Das Bundesverteidigungsministerium hatte bereits Anfang Juli mitgeteilt, keine zusätzlichen Flüge erlaubt zu haben. Verteidigungsminister Franz-Josef Jung (CDU) entschuldigte sich für die Lärmbelästigung und zog disziplinarrechtliche Konsequenzen wegen des Tiefflugs in Erwägung, das Grundgesetz sei jedoch keinesfalls verletzt worden. In ihrer Antwort auf eine kleine Anfrage zum Thema bestreitet die Bundesregierung zudem ihre Zuständigkeit, weil nach der Gewährung von Amtshilfe ausschließlich die anfragende Behörde – im Fall der Tornado-Flüge die Kavala – für die zur Verfügung gestellten Mittel verantwortlich sei. Eine Notwendigkeitsprüfung hat die Regierung nach eigener Auskunft nicht vorgenommen, weil das ebenfalls Sache des Antragstellers sei. Christoph Marischka von der Informationsstelle Militarisierung denkt diese Logik zu Ende: »Dies bedeutet praktisch, wenn eine Behörde Unterstützung durch die Bundeswehr anfordert, so ist diese auch nötig und deshalb rechtens.«
Die Opposition wirft dem Bundesverteidigungsminister Jung und dem Landesinnenminister Caffier angesichts der ungeklärten Zuständigkeiten vor, »ihren Laden nicht im Griff zu haben« (Alexander Bode, Grüne). Kritiker spekulieren gar, Innenminister Wolfgang Schäuble (CDU), dessen Vorliebe für Inlandseinsätze der Armee bekannt ist, könne der Drahtzieher gewesen sein. Ihm hätte es allerdings wohl besser gefallen, die Bundeswehrverbände hätten unauffällig ihren Dienst geleistet, um ohne großes Aufsehen zur weiteren Normalisierung der rechtlich fragwürdigen Einsätze beizutragen. Ein Gesetz lässt sich erfahrungsgemäß leichter durchsetzen, wenn es eine bereits gängige Praxis legalisiert.
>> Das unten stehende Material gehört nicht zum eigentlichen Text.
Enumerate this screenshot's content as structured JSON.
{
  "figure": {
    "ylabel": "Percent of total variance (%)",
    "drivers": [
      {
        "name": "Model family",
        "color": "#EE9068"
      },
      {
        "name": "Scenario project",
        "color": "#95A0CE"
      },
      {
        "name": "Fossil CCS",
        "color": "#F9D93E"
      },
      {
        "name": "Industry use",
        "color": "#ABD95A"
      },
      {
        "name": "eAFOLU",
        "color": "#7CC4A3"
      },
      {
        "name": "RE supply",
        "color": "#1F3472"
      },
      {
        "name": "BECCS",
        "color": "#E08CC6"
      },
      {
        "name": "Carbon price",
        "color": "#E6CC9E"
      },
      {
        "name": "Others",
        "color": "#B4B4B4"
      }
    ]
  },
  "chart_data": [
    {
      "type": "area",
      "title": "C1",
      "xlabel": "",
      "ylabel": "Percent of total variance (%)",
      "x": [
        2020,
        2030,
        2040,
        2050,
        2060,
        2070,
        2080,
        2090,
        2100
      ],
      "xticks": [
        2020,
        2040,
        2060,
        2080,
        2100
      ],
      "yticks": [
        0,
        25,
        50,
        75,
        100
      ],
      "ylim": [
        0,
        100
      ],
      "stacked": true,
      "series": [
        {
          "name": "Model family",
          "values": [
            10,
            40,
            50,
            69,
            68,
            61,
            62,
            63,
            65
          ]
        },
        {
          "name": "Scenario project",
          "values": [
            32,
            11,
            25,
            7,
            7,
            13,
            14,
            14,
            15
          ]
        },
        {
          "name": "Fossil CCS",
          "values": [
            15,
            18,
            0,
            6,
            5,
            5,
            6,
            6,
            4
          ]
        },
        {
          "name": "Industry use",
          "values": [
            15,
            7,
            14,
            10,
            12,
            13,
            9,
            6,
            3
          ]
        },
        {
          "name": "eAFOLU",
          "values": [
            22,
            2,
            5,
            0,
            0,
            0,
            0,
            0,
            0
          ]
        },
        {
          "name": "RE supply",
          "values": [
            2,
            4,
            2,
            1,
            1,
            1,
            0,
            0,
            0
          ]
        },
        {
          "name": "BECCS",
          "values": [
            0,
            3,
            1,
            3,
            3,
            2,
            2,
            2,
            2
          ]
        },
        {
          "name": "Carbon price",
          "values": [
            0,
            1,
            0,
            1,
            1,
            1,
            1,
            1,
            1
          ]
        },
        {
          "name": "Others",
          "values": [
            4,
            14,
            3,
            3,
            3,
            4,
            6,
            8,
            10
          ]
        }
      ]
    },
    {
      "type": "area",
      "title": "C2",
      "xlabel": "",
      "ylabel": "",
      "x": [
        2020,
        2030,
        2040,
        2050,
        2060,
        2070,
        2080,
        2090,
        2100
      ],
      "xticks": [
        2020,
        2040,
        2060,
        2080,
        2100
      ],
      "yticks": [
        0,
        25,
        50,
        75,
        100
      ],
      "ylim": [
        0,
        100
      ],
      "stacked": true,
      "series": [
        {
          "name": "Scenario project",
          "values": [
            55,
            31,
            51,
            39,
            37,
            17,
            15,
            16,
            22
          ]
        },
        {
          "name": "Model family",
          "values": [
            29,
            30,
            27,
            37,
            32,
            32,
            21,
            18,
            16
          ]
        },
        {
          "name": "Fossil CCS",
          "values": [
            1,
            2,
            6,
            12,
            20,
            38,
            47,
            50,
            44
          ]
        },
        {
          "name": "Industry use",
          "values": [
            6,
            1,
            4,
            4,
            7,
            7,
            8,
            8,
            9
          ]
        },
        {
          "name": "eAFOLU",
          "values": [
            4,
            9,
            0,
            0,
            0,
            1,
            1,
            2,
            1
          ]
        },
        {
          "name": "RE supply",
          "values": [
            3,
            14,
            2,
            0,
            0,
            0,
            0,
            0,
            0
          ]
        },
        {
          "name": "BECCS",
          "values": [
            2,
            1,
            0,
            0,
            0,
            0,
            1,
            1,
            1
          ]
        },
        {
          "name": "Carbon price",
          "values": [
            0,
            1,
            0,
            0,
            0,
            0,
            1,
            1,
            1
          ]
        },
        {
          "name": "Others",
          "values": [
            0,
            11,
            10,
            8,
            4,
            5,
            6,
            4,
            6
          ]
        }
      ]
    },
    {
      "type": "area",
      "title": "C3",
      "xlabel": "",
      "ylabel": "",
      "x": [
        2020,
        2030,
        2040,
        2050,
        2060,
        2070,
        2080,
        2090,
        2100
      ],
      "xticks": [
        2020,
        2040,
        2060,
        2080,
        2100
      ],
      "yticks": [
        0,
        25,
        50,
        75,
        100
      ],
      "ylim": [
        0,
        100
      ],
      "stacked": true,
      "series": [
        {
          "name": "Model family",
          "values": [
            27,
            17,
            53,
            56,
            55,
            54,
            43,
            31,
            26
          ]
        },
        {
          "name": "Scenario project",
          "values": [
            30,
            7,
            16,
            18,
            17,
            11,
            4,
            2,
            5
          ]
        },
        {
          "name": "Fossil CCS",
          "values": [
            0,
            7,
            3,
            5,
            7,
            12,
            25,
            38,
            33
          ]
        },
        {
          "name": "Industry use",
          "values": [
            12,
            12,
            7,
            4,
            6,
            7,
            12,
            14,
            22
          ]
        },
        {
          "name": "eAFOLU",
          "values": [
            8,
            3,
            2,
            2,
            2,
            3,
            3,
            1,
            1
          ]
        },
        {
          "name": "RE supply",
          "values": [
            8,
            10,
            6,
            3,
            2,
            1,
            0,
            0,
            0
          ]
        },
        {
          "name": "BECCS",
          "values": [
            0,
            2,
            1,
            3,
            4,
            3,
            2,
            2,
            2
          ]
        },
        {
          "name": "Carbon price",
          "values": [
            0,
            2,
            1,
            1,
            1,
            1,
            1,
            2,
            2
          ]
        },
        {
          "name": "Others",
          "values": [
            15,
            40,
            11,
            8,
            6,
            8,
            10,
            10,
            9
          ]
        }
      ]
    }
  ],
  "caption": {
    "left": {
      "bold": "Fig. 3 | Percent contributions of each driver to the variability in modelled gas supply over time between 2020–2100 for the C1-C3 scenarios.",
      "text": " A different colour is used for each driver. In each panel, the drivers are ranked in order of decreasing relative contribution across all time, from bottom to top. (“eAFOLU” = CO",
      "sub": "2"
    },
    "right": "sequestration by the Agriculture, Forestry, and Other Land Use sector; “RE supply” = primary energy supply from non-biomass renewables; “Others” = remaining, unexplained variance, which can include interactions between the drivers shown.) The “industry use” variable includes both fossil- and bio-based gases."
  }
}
Wer die Bundeswehrflüge wirklich angeordnet hat, bringt vielleicht ein parlamentarischer Untersuchungsausschuss ans Licht. Der Opposition wird dabei allerdings besonders an der Demontage des Verteidigungsministers gelegen sein. So kommt es zwar möglicherweise zu persönlichen Konsequenzen, eine grundsätzliche Abkehr davon, die Bundeswehr immer regelmäßiger auch im Inland einzusetzen, ist dagegen nicht abzusehen.